Luke laughed. ‘Shit, Kate, the window!’ She glanced at the un-curtained window behind his head, the lights of the interior sparkling in every raindrop and their images reflected clearly against the black, her bare skin pearly pale against the dark night. She rolled sideways, ducking out of sight, sprawling on the bench and pulling him with her, legs still tangled.

Luke reached behind him to pull down the blind. Then he shifted position and extended a hand to Kate, pulling her upwards. ‘The bed is more comfortable. Not really comfortable, but better than this bench.’
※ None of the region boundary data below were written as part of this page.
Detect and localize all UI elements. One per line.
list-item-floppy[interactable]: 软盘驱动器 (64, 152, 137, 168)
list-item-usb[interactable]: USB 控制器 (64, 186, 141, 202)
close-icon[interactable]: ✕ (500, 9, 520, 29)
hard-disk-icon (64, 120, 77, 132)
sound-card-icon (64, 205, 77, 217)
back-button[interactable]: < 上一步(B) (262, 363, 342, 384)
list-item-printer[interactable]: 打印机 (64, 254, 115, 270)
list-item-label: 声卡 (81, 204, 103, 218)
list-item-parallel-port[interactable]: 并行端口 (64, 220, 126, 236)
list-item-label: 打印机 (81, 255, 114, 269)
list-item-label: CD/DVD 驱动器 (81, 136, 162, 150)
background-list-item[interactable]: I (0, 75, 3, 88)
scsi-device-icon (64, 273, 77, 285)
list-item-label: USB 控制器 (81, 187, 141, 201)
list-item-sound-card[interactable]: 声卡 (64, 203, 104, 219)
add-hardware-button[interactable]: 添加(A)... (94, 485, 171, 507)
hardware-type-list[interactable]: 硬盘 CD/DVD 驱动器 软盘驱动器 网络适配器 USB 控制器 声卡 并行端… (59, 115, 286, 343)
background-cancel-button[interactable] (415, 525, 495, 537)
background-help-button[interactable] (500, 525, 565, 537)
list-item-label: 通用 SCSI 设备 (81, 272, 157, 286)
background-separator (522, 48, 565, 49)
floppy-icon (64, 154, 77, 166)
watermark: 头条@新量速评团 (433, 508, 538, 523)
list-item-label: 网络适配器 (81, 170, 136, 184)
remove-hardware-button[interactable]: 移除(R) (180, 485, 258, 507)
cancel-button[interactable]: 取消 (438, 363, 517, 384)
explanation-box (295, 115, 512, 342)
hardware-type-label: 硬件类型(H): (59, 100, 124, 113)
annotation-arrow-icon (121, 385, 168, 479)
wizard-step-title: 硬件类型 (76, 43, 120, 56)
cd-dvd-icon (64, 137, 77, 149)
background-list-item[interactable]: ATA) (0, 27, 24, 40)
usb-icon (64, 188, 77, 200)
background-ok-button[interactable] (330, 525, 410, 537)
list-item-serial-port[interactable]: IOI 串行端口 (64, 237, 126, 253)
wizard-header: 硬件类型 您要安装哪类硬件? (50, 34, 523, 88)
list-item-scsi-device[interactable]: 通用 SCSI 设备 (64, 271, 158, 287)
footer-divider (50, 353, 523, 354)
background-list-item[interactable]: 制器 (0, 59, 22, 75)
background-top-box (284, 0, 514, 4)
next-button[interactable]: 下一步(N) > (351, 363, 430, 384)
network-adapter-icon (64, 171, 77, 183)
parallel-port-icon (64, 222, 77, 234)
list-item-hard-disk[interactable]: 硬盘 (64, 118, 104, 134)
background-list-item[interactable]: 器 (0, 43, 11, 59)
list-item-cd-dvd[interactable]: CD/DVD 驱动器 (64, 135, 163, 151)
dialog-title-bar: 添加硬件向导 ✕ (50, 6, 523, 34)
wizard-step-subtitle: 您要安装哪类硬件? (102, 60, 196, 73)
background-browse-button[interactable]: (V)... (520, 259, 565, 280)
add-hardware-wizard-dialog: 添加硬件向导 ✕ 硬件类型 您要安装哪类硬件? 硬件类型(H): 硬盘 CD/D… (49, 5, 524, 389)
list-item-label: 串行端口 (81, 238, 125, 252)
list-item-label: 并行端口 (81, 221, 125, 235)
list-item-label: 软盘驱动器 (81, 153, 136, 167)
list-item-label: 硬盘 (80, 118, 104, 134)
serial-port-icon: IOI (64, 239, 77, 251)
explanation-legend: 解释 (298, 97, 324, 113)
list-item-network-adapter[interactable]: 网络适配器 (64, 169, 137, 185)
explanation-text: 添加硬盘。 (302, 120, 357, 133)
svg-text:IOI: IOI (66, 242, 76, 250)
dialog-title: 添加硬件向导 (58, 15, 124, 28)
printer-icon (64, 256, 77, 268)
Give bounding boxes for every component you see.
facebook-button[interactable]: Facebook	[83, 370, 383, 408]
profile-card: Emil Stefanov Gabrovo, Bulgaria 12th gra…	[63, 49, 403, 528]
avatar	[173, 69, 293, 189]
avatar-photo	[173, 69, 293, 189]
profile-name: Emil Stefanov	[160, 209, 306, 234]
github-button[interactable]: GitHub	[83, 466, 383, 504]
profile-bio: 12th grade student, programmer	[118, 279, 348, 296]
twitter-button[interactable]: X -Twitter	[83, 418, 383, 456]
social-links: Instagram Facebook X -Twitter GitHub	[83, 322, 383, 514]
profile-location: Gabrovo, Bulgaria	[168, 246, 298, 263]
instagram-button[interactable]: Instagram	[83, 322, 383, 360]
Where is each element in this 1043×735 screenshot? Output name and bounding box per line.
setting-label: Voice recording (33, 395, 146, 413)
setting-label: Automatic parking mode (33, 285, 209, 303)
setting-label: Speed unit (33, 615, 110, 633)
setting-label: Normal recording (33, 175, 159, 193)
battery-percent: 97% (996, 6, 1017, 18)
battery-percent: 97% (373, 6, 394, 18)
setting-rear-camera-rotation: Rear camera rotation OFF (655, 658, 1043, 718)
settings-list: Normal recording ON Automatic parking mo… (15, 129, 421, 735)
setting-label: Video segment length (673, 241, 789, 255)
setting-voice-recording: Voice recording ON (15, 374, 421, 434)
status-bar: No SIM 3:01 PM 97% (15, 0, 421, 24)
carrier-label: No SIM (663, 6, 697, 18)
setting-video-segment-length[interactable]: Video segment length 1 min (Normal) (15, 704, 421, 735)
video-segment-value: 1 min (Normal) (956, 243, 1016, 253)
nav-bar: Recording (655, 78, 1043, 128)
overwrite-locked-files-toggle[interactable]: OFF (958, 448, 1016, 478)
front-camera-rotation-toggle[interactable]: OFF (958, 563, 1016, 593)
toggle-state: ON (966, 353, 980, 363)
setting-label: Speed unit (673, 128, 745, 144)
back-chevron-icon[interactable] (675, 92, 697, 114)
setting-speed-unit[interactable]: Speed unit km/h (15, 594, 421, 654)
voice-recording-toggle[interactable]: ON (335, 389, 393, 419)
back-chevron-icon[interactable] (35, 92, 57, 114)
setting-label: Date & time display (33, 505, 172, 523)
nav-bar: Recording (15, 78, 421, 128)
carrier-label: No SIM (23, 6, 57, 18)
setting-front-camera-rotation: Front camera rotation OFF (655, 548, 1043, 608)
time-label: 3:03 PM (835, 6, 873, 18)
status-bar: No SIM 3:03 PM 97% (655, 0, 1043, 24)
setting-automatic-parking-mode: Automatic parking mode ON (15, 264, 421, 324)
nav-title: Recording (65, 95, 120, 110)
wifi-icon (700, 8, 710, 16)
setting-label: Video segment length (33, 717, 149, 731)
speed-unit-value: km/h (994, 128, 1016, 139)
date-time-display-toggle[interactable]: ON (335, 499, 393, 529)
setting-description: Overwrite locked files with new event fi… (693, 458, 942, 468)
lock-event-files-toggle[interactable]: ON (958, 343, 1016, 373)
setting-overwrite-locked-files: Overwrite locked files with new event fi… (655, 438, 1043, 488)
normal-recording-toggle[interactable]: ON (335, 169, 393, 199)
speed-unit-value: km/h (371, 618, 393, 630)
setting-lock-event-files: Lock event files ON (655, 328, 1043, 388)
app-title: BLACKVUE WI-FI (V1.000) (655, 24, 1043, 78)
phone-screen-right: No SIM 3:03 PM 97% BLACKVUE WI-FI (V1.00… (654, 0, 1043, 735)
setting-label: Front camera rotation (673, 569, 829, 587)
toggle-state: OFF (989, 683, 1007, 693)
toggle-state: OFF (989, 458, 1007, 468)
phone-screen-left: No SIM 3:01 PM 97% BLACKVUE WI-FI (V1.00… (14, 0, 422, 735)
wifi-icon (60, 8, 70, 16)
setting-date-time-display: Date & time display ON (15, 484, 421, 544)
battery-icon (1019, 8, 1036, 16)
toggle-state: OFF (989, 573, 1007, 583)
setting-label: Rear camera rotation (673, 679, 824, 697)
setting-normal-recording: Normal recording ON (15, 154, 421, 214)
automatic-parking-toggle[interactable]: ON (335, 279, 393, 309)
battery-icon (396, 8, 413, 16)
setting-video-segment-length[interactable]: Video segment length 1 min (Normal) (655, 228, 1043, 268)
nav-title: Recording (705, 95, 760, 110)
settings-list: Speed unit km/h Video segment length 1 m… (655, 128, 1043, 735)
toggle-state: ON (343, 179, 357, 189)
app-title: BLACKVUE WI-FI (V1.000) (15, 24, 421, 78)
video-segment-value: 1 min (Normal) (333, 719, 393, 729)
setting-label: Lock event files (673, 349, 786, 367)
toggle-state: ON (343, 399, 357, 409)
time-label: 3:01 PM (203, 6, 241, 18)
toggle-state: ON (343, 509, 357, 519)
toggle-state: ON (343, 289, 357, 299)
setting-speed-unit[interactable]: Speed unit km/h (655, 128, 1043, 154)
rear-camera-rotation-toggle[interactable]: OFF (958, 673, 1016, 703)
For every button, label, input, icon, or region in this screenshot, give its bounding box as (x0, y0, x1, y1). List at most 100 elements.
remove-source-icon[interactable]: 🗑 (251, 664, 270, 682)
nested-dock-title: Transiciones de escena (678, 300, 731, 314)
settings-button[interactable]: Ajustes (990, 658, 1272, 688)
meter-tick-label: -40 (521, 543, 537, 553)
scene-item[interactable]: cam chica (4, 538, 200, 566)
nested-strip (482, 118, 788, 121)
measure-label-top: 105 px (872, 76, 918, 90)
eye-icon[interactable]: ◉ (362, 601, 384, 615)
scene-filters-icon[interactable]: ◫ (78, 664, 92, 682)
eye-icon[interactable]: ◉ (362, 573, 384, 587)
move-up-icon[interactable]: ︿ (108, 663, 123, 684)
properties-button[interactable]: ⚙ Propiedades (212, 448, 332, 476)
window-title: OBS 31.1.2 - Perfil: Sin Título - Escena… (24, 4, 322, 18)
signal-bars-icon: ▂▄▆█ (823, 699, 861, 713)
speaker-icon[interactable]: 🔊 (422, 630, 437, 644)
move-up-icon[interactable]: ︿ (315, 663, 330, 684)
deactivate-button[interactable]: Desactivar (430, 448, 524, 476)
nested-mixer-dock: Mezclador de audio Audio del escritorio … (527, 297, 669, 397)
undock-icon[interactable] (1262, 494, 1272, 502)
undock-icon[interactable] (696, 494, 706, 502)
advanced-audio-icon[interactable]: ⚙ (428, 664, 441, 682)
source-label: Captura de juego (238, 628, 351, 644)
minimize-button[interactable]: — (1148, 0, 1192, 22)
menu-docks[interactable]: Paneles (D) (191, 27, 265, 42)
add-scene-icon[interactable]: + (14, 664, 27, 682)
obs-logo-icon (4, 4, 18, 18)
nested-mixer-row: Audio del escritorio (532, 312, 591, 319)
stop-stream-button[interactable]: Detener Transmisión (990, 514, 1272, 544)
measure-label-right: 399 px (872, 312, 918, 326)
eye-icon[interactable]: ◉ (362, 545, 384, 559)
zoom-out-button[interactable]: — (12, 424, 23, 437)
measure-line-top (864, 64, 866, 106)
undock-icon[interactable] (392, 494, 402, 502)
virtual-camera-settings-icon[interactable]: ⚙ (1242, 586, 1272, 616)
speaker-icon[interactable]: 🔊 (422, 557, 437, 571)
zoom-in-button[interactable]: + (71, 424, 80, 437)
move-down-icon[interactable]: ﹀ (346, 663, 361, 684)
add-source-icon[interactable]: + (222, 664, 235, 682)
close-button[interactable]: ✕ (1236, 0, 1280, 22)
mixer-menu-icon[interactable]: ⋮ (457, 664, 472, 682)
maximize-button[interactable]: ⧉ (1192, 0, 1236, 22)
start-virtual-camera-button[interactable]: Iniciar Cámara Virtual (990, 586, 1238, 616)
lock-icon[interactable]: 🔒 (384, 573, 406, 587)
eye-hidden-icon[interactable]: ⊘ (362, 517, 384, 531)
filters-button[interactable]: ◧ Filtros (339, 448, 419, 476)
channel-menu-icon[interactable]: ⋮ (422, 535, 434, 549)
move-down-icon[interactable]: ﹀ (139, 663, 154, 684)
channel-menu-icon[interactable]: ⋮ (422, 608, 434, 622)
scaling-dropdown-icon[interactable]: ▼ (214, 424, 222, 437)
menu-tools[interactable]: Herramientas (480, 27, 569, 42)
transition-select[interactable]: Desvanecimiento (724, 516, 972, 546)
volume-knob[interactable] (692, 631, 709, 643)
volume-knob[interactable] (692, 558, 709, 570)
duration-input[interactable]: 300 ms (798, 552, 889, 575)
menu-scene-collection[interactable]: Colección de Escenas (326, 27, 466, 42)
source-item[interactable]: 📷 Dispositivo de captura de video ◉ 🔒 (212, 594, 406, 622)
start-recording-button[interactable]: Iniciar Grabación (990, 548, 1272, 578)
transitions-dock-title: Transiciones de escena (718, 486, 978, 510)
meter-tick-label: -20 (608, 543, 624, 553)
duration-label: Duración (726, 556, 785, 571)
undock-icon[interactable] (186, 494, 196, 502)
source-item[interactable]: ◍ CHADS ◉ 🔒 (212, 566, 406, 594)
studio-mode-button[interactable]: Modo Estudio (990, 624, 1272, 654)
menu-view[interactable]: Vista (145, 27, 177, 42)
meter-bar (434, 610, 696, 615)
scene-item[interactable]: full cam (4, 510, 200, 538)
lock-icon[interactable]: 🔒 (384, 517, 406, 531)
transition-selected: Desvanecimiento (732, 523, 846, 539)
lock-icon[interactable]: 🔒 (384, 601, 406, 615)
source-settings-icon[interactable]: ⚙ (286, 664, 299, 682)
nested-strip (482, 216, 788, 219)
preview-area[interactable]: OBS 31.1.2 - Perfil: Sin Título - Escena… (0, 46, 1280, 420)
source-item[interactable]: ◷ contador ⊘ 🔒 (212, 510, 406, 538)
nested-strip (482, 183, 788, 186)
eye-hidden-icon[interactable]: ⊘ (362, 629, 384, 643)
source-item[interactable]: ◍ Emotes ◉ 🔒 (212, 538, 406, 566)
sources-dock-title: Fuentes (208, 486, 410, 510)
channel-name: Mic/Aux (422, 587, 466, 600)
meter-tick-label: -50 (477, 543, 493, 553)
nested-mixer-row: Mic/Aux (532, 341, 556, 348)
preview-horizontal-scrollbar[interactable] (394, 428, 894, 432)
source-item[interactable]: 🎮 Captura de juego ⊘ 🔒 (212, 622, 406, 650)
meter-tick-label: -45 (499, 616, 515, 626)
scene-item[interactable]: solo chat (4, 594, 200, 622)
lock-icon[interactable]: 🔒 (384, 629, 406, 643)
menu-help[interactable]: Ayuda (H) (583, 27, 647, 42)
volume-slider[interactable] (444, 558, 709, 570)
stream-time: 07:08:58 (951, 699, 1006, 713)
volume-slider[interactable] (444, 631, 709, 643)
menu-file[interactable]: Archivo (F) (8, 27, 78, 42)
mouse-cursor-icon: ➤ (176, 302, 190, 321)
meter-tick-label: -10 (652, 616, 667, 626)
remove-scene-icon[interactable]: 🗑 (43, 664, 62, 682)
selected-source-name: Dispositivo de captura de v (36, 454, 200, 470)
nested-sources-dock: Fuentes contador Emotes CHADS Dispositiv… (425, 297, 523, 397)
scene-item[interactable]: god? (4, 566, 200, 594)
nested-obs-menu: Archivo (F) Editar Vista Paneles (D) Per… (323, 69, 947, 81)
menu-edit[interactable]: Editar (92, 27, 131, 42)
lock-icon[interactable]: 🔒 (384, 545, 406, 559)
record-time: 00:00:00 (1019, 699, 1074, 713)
Kate overtook him to lead him eagerly towards the fold-out bed in the back of the caravan, a dark cocoon-like space that might, in any other circumstance, have seemed claustrophobic. His sheets were creased and clean, and smelled of him.

The terms don’t matter, she reminded herself. Even if this moment is all there is.

But as she lay down with Luke, she knew she was deluding herself; she was already in too deep. She was imagining their tomorrows, a whole lifetime of days stretching out ahead of them: exactly as it was supposed to be.